The overall market demand is the sum of the demands by all 2 million households. Since there are 1 million (1M) of each type, the total quantity demanded can be written:
Qm = 1M *Qhi + 1M*Qli
Inserting the equations for Qhi and Qli and simplifying:
Qm = 1M *(2500-150*P) + 1M*(1000-150*P)
Qm = 2500M-150M*P + 1000M-150M*P
Qm = 3500M-300M*P
Expressing the coefficients 3500M and 300M in terms of billions gives:
Qm = 3.5B - 0.3B*P
Without the tax, Qm would be 2,975 million gallons. With the tax, Qm drops to 2,900 million gallons. The graph looks like this:
CS before the tax is areas A+B+C; after the tax, it is only area A; the change in CS is thus -B-C. Here are the corresponding numbers:
Lost CS = B + C
Lost CS = $0.25*2,900 million gallons + (1/2)*$0.25*(75 million gallons)
Lost CS = $725 million + $9.375 million = $734.375 million
Area B in the diagram is tax revenue. The government collects $0.25*2,900 million gallons = $725 million. Area C is lost by consumers but not gained by producers or the government. It is, therefore, deadweight loss. The dollar value of DWL is (1/2)*$0.25*75 million gallons = $9.375 million.
This step is a bit subtle. Strictly speaking, the calculations above only provide information about the amount of gasoline used -- they don't directly say anything about traffic congestion. However, in the short run it's probably reasonable to assume that a reduction in gasoline consumption will cause a proportional reduction in the amount of driving people do.
In percentage terms, overall gas consumption drops by 75/2,975 = 2.5% so it would be reasonable to assume that people will drive 2.5% less. That's a pretty small change and isn't likely to do much about congestion. To put it in perspective, that's like taking one car in every 40 off the road. (2.5 cars in 100 is the same as 1 car in 40).
The following wasn't part of the problem but you might find it interesting. Over longer periods of time, people respond more vigorously to persistently high prices. They buy smaller, more fuel-efficient vehicles, they move closer to public transportation, and they form car pools, etc. The demand elasticity, in other words, is considerably higher in the long run.
The results for each group can be computed from each demand curve. See table below:
|High Income||Low Income|
|Q before||2237.5 gal
|Q after||2200 gal
|Change in Q
||-37.5 gal||-37.5 gal|
|Change as percent||-1.7%||-5.1%|
For the high income group, the ratio is 4.69/550 = 0.0085 = 0.85%. That means that each dollar of revenue costs consumers $1.0085: the $1 of revenue plus an additional $0.0085 of deadweight loss. That's actually pretty good for a real-world tax: the loss of surplus per dollar of revenue is usually much higher: 10% or more.

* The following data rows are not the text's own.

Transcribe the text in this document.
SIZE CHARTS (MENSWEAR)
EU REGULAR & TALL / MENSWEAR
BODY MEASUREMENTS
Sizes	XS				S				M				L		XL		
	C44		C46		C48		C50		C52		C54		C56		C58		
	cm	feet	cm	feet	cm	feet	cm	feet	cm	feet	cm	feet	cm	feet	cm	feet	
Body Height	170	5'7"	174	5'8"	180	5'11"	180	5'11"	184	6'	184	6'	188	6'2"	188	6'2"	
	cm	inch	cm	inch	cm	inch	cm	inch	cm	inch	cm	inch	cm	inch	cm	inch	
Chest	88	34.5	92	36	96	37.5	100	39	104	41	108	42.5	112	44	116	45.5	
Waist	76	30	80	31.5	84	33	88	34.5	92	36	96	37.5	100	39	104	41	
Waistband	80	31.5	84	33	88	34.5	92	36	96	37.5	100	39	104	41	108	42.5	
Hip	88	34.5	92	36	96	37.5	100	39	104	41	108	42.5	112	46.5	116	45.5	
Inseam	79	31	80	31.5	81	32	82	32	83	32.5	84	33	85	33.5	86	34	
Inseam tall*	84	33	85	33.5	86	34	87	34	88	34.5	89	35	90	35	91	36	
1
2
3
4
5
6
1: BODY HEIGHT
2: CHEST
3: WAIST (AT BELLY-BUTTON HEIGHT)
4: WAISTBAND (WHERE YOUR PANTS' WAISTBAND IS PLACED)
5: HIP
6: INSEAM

For low income households, the ratio is 4.69/175 = 0.0268 = 2.68%. Raising a dollar of revenue from those folks costs them a total of $1.0268 in surplus. The DWL per dollar of revenue is thus about 3 times higher for low income households than it is for high income ones.
The ratio is more favorable (in the sense of lower DWL per dollar of revenue) for the high income group because its demand is relatively insensitive to price (the elasticity is low). There is only a small percentage change in consumption, which has the dual effects of keeping revenue high and DWL low.

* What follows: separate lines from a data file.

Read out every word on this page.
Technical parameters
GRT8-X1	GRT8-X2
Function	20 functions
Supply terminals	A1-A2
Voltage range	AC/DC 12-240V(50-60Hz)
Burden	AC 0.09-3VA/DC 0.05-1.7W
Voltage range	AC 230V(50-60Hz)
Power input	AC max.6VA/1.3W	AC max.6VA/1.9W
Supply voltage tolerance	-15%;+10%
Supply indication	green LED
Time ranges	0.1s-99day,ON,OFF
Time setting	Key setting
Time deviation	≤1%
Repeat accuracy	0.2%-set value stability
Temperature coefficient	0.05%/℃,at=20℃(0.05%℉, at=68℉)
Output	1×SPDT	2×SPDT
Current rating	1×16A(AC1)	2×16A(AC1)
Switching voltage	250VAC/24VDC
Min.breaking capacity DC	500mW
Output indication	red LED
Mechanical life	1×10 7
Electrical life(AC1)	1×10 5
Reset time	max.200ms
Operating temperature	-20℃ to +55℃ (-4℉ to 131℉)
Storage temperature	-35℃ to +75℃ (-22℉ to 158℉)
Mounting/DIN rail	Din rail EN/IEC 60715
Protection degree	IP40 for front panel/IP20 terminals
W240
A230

Some key points that are important to mention are: (1) the tax falls more heavily on the high income group in terms of absolute revenue: they are paying about 3 times as much as the low income group ($550 vs $175); (2) the tax is slightly regressive because it falls more heavily on low income group as a percentage of income: the rich pay $550/$80,000 or 0.7 percent of their income while the poor pay $175/$20,000 or 0.9 percent (however, don't make too much of that--0.7% and 0.9% are really very close together); (3) the tax has a much larger proportional effect on consumption by the low income group: 5.1% rather than 1.7%; and (4) the DWL suffered by both groups is equal even though incomes are very different.
Supporters of the tax would be likely to argue that it raises a lot of revenue without causing very much deadweight loss and that it is not too regressive: the rich are bearing most of the burden in absolute terms. An opponent would probably play up the regressivity, arguing that the tax does disproportionate harm to low income people, both in terms of taxes paid as a share of income and in terms of the percentage change in consumption. All of those points are valid and would need to be considered by political leaders.